Abstract
Protein dimerization or oligomerization resulting from swapping part of the protein between neighboring polypeptide chains is known to play a key role in the regulation of protein function and in the formation of protein aggregates. Glutaredoxin-1 from Clostridium oremlandii (cGrx1) was used as a model to explore the formation of multiple domain-swapped conformations, which were made possible by modulating several hinge-loop residues that can form a pivot for domain swapping. Specifically, two alternative domain-swapped structures were generated and analyzed using nuclear magnetic resonance (NMR), X-ray crystallography, circular-dichroism spectroscopy and hydrogen/deuterium-exchange (HDX) mass spectrometry.

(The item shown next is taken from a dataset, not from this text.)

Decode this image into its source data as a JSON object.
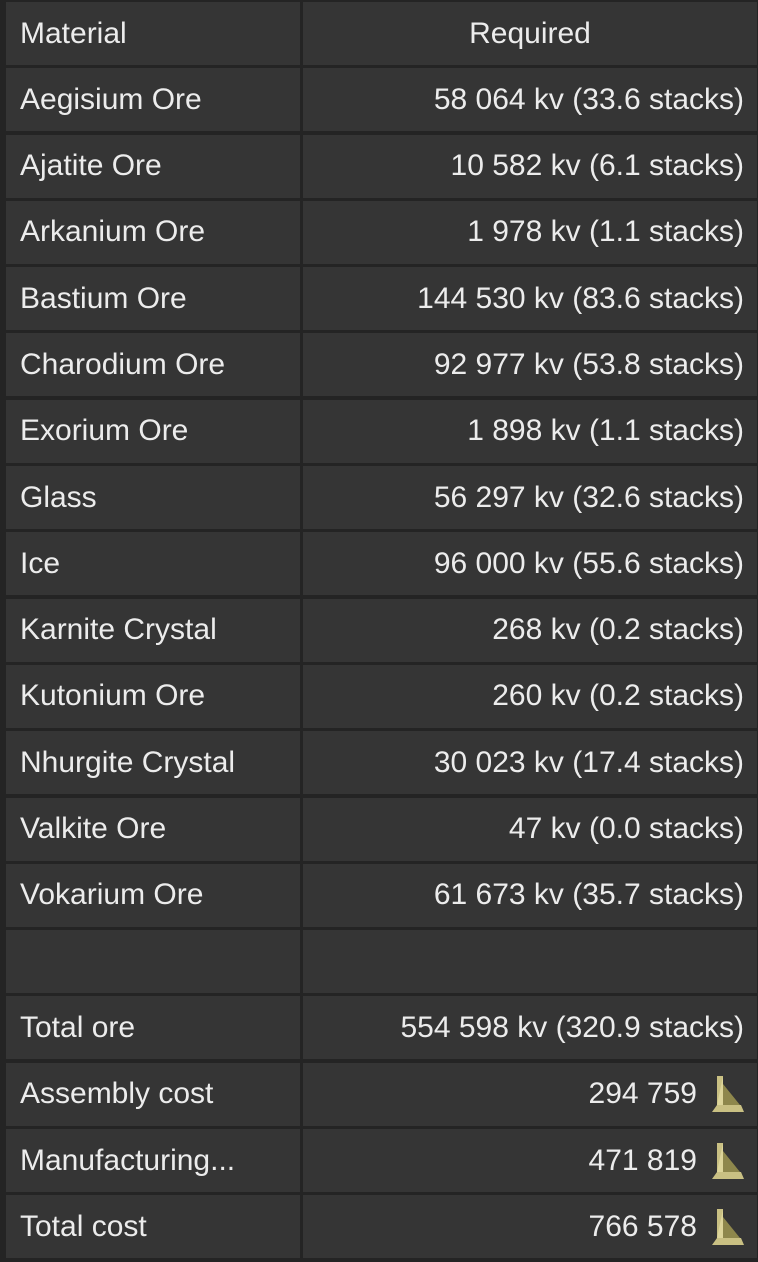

The first domain-swapped structure (β3-swap) was formed by the hexameric cGrx1-cMsrA complex. The second domain-swapped structure (β1-swap) was formed by monothiol cGrx1 (C16S) alone. In summary, the first domain-swapped structure of an oxidoreductase in a hetero-oligomeric complex is presented. In particular, a single point mutation of a key cysteine residue to serine led to the formation of an intramolecular disulfide bond, as opposed to an intermolecular disulfide bond, and resulted in modulation of the underlying free-energy landscape of protein oligomerization.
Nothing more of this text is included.